The option -debug biendian enables the compiler to produce additional debug information for correct display of big-endian data:
icc -g -debug biendian -big-endian test.c
After compilation the executable can be debugged using idb. A debug session will display the byte order and correct value as shown in Example 10.
(idb) whatis bi type = int __be (idb) p bi $1 = 1 (idb) whatis li type = int (idb) p li $2 = 1 (idb)
Example 10: Debugger console view of variables (Source: Intel Corporation).
Porting Effort
Table 1 details statistics on the effort to port various applications. These applications were ported by compiling them with the -big-endian option and following the steps detailed previously. 19 C/C++ SPEC 2006 applications were ported.
| Application | Total Lines of Code | Modified Lines of Code |
|---|---|---|
| 400.perlbench | 154034 | 77 |
| 401.bzip2 | 7057 | 0 |
| 403.gcc | 457947 | 185 |
| 429.mfc | 2057 | 0 |
| 433.milc | 13192 | 8 |
| 444.namd | 4589 | 8 |
| 445.gobmk | 174467 | 68 |
| 447.dealII | 176393 | 20 |
| 450.soplex | 36829 | 0 |
| 453.povray | 130551 | 48 |
| 456.hmmr | 32692 | 17 |
| 458.sjeng | 12273 | 10 |
| 462.libquantum | 3391 | 0 |
| 464.h264ref | 46046 | 19 |
| 470.lbm | 975 | 6 |
| 471.omnetpp | 40200 | 75 |
| 473.astar | 4467 | 1 |
| 482.sphinx3 | 22438 | 54 |
| 483.xalancbmk | 463252 | 86 |
Table 1: Porting statistics (Data source: Intel Corporation, 2011).

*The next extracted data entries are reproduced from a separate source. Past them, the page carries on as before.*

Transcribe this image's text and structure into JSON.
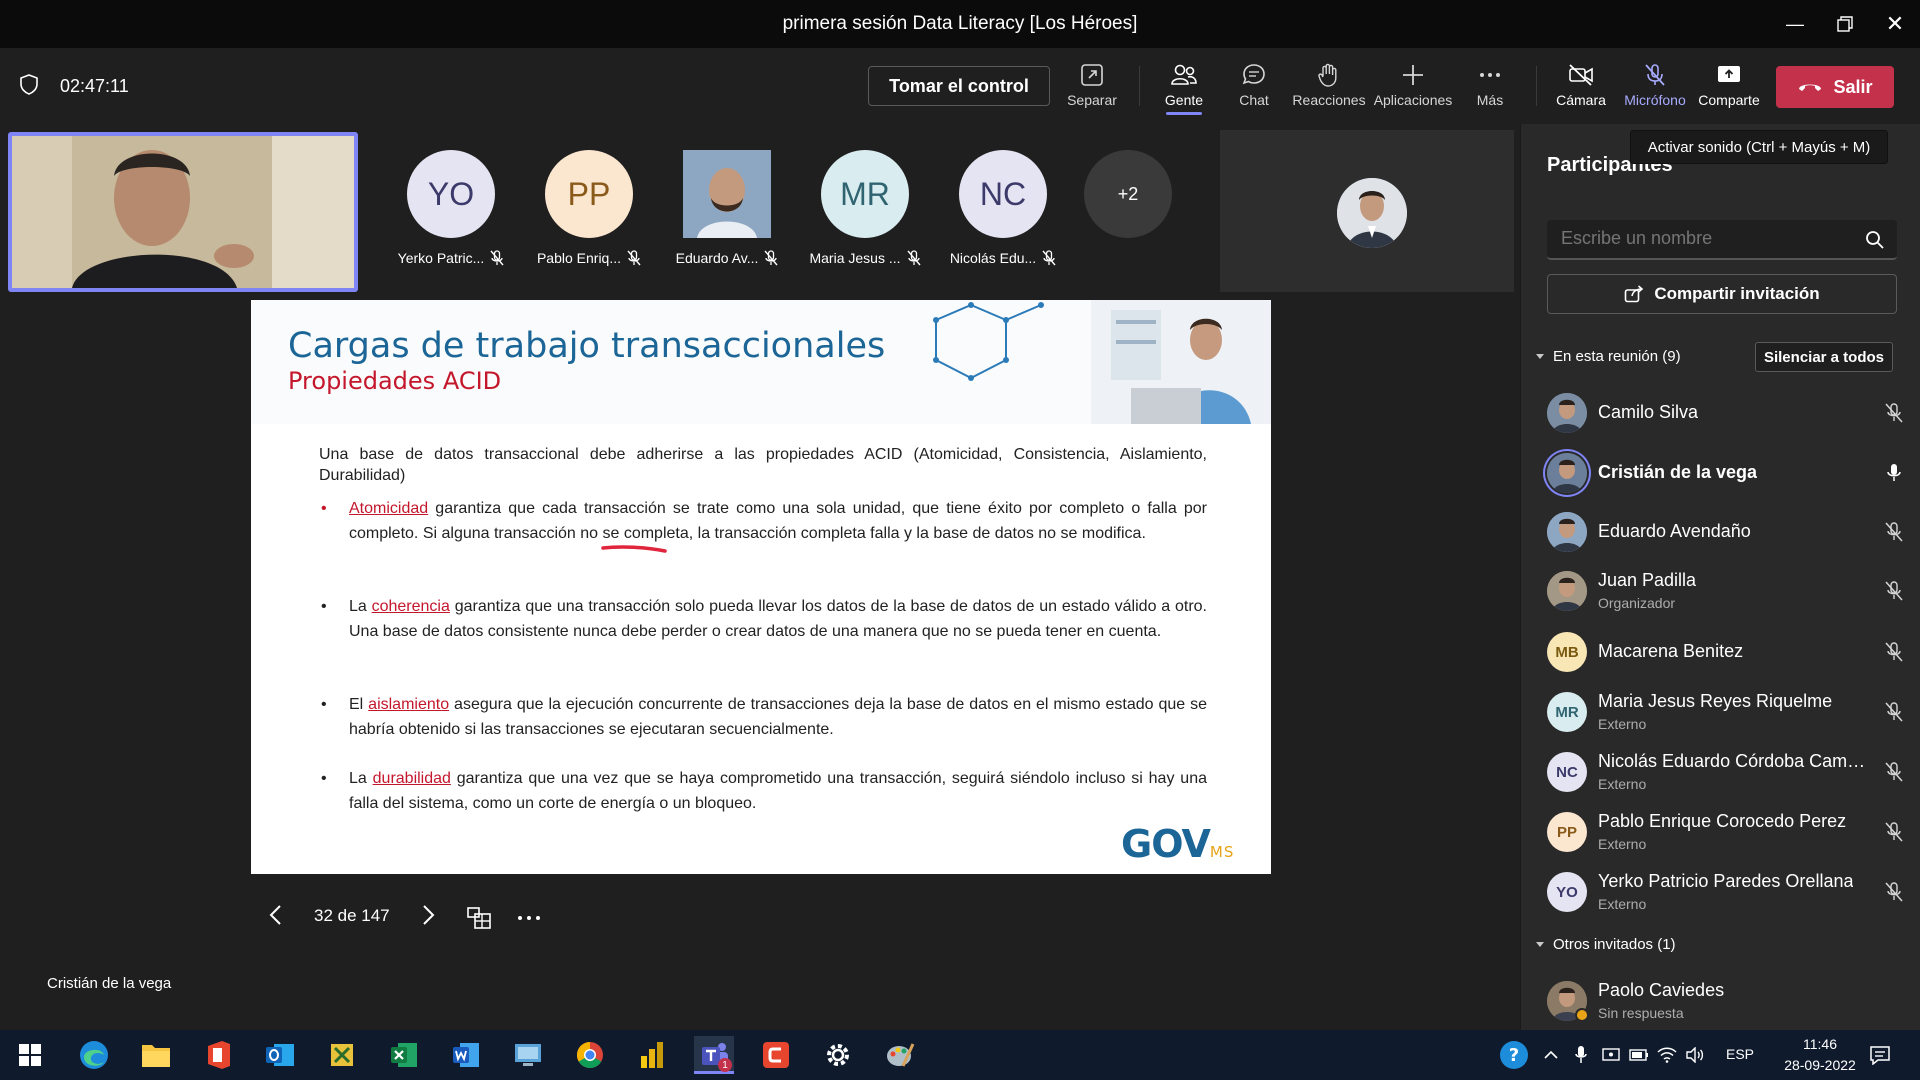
{
  "window": {
    "title": "primera sesión Data Literacy [Los Héroes]"
  },
  "meeting": {
    "timer": "02:47:11",
    "take_control_label": "Tomar el control",
    "toolbar": {
      "separar": "Separar",
      "gente": "Gente",
      "chat": "Chat",
      "reacciones": "Reacciones",
      "aplicaciones": "Aplicaciones",
      "mas": "Más",
      "camara": "Cámara",
      "microfono": "Micrófono",
      "comparte": "Comparte",
      "salir": "Salir"
    },
    "tooltip": "Activar sonido (Ctrl + Mayús + M)",
    "tiles": [
      {
        "initials": "YO",
        "name": "Yerko Patric...",
        "bg": "#e5e4f2",
        "fg": "#3b3a6a"
      },
      {
        "initials": "PP",
        "name": "Pablo Enriq...",
        "bg": "#fbe6cf",
        "fg": "#8a5a1a"
      },
      {
        "initials": "",
        "name": "Eduardo Av...",
        "bg": "#8da7c3",
        "fg": "#fff"
      },
      {
        "initials": "MR",
        "name": "Maria Jesus ...",
        "bg": "#d9ecf0",
        "fg": "#2f6470"
      },
      {
        "initials": "NC",
        "name": "Nicolás Edu...",
        "bg": "#e5e4f2",
        "fg": "#3b3a6a"
      }
    ],
    "more_count": "+2",
    "speaker_name": "Cristián de la vega"
  },
  "slide": {
    "title": "Cargas de trabajo transaccionales",
    "subtitle": "Propiedades ACID",
    "intro": "Una base de datos transaccional debe adherirse a las propiedades ACID (Atomicidad, Consistencia, Aislamiento, Durabilidad)",
    "bullets": [
      {
        "prefix": "",
        "term": "Atomicidad",
        "text": " garantiza que cada transacción se trate como una sola unidad, que tiene éxito por completo o falla por completo. Si alguna transacción no se completa, la transacción completa falla y la base de datos no se modifica."
      },
      {
        "prefix": "La ",
        "term": "coherencia",
        "text": " garantiza que una transacción solo pueda llevar los datos de la base de datos de un estado válido a otro. Una base de datos consistente nunca debe perder o crear datos de una manera que no se pueda tener en cuenta."
      },
      {
        "prefix": "El ",
        "term": "aislamiento",
        "text": " asegura que la ejecución concurrente de transacciones deja la base de datos en el mismo estado que se habría obtenido si las transacciones se ejecutaran secuencialmente."
      },
      {
        "prefix": "La ",
        "term": "durabilidad",
        "text": " garantiza que una vez que se haya comprometido una transacción, seguirá siéndolo incluso si hay una falla del sistema, como un corte de energía o un bloqueo."
      }
    ],
    "logo": "GOV",
    "logo_suffix": "MS",
    "page_indicator": "32 de 147"
  },
  "participants": {
    "title": "Participantes",
    "search_placeholder": "Escribe un nombre",
    "share_label": "Compartir invitación",
    "in_meeting_label": "En esta reunión (9)",
    "mute_all_label": "Silenciar a todos",
    "list": [
      {
        "name": "Camilo Silva",
        "sub": "",
        "initials": "",
        "bg": "#7b8da3",
        "fg": "#fff",
        "mic": "muted"
      },
      {
        "name": "Cristián de la vega",
        "sub": "",
        "initials": "",
        "bg": "#6b7f9a",
        "fg": "#fff",
        "mic": "on",
        "bold": true
      },
      {
        "name": "Eduardo Avendaño",
        "sub": "",
        "initials": "",
        "bg": "#8da7c3",
        "fg": "#fff",
        "mic": "muted"
      },
      {
        "name": "Juan Padilla",
        "sub": "Organizador",
        "initials": "",
        "bg": "#a39785",
        "fg": "#fff",
        "mic": "muted"
      },
      {
        "name": "Macarena Benitez",
        "sub": "",
        "initials": "MB",
        "bg": "#f8e7b5",
        "fg": "#7a5a10",
        "mic": "muted"
      },
      {
        "name": "Maria Jesus Reyes Riquelme",
        "sub": "Externo",
        "initials": "MR",
        "bg": "#d9ecf0",
        "fg": "#2f6470",
        "mic": "muted"
      },
      {
        "name": "Nicolás Eduardo Córdoba Campos",
        "sub": "Externo",
        "initials": "NC",
        "bg": "#e5e4f2",
        "fg": "#3b3a6a",
        "mic": "muted"
      },
      {
        "name": "Pablo Enrique Corocedo Perez",
        "sub": "Externo",
        "initials": "PP",
        "bg": "#fbe6cf",
        "fg": "#8a5a1a",
        "mic": "muted"
      },
      {
        "name": "Yerko Patricio Paredes Orellana",
        "sub": "Externo",
        "initials": "YO",
        "bg": "#e5e4f2",
        "fg": "#3b3a6a",
        "mic": "muted"
      }
    ],
    "others_label": "Otros invitados (1)",
    "others": [
      {
        "name": "Paolo Caviedes",
        "sub": "Sin respuesta",
        "bg": "#8a7a66"
      }
    ]
  },
  "taskbar": {
    "language": "ESP",
    "time": "11:46",
    "date": "28-09-2022",
    "teams_badge": "1"
  }
}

As shown, half of the applications required changes amounting to 10 lines of code or less. Large applications require an increased number of changes, but these changes are still relatively small compared with the overall size of the application. All of these applications except one executed correctly after completion of the first porting step (address the default bi-endian-specific compiler diagnostics). One remaining application required manual changes. The overall porting of most of the applications took less than one hour each (for an experienced BEC user); the most complex cases took up to a day. A typical amount of training for a new user amounts to approximately three days.